L’affondo finale di Bruzzone

«Da Albina Perri non c’è nulla da imparare – scrive la criminologa – e soprattutto non può dare lezioni di credibilità a nessuno». Bruzzone sottolinea che la sentenza della Cassazione che ha condannato Alberto Stasi resta definitiva: «Per annullarla serve un giudizio di revisione, che non c’è». Le nuove inchieste, aggiunge, possono solo esplorare aspetti collaterali e non scalfiscono la condanna.

Parlare di “interessi personali” a suo carico, conclude, è «delirante» e sarà oggetto di azione legale.

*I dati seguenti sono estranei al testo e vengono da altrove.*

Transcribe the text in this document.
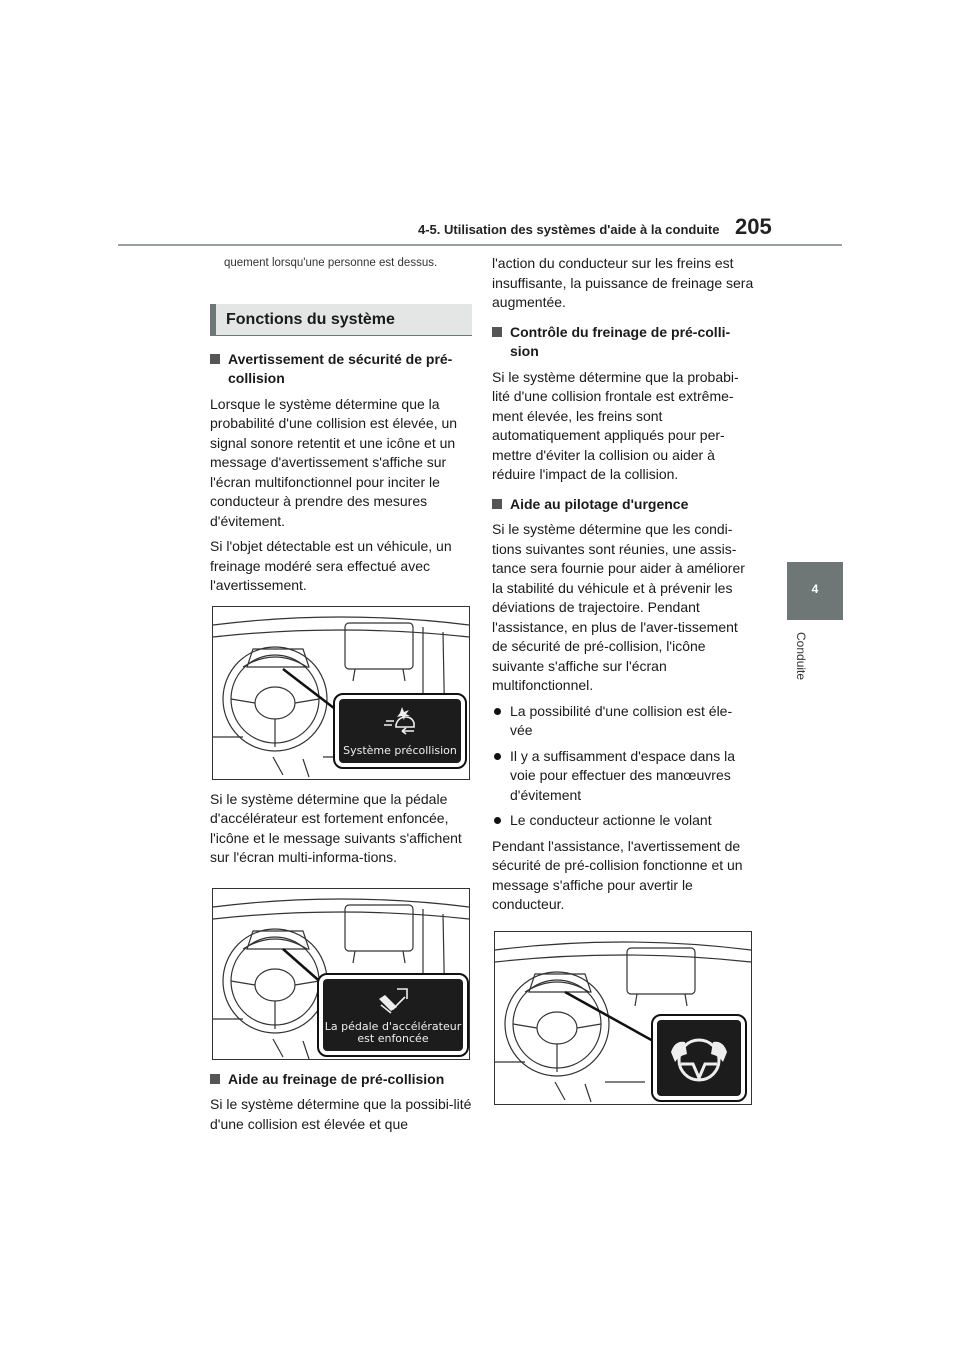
4-5. Utilisation des systèmes d'aide à la conduite 205
4
Conduite

quement lorsqu'une personne est dessus.

Fonctions du système
Avertissement de sécurité de pré-collision

Lorsque le système détermine que la probabilité d'une collision est élevée, un signal sonore retentit et une icône et un message d'avertissement s'affiche sur l'écran multifonctionnel pour inciter le conducteur à prendre des mesures d'évitement.

Si l'objet détectable est un véhicule, un freinage modéré sera effectué avec l'avertissement.

Système précollision

Si le système détermine que la pédale d'accélérateur est fortement enfoncée, l'icône et le message suivants s'affichent sur l'écran multi-informa-tions.

La pédale d'accélérateur
est enfoncée
Aide au freinage de pré-collision

Si le système détermine que la possibi-lité d'une collision est élevée et que

l'action du conducteur sur les freins est insuffisante, la puissance de freinage sera augmentée.

Contrôle du freinage de pré-colli-sion

Si le système détermine que la probabi-lité d'une collision frontale est extrême-ment élevée, les freins sont automatiquement appliqués pour per-mettre d'éviter la collision ou aider à réduire l'impact de la collision.

Aide au pilotage d'urgence

Si le système détermine que les condi-tions suivantes sont réunies, une assis-tance sera fournie pour aider à améliorer la stabilité du véhicule et à prévenir les déviations de trajectoire. Pendant l'assistance, en plus de l'aver-tissement de sécurité de pré-collision, l'icône suivante s'affiche sur l'écran multifonctionnel.

La possibilité d'une collision est éle-vée
Il y a suffisamment d'espace dans la voie pour effectuer des manœuvres d'évitement
Le conducteur actionne le volant

Pendant l'assistance, l'avertissement de sécurité de pré-collision fonctionne et un message s'affiche pour avertir le conducteur.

Il contesto: il caso Garlasco oggi

Lo scontro tra Perri e Bruzzone arriva in un momento delicatissimo per il delitto di Garlasco, a 18 anni dalla morte di Chiara Poggi. Negli ultimi giorni si sono verificati sviluppi clamorosi:

  • Blitz e perquisizioni: Guardia di Finanza e Carabinieri hanno perquisito le case dei genitori e degli zii di Andrea Sempio, oggi 37enne, nuovamente indagato.
  • Ex procuratore indagato: l’ex procuratore aggiunto di Pavia Mario Venditti, oggi presidente del Casinò di Campione, è accusato di corruzione in atti giudiziari per aver archiviato Sempio nel 2017.
  • Il “pizzino” e i soldi: nelle case Sempio è stato trovato un foglietto con la scritta «Venditti gip archivia X 20/30 €». Le indagini patrimoniali hanno scoperto movimenti per 40mila euro tra zie e genitori di Sempio, con 30mila euro che non si sa dove siano finiti.
  • Reazioni legali: l’avvocato di Stasi, Antonio De Rensis, ha parlato di «orrore, non errore», riferendosi alla cancellazione di un alibi. Il legale della famiglia Poggi, Francesco Campagna, ha definito la situazione «il paradosso dei paradossi».

Un dibattito che incendia media e social

In questo scenario già esplosivo, il duello a distanza tra una direttrice di giornale e una criminologa di primo piano amplifica il clamore mediatico.
Da un lato c’è chi chiede rispetto per la sentenza definitiva che ha condannato Alberto Stasi, dall’altro c’è chi sottolinea le ombre mai chiarite e le nuove indagini che gettano sospetti su altre figure.

Il caso Garlasco, lungi dall’essere chiuso, continua così a muoversi tra aula di tribunale, talk show televisivi e scontri social. Una vicenda che sembra destinata a non avere mai pace, né per la famiglia Poggi né per l’opinione pubblica che da anni segue ogni sviluppo.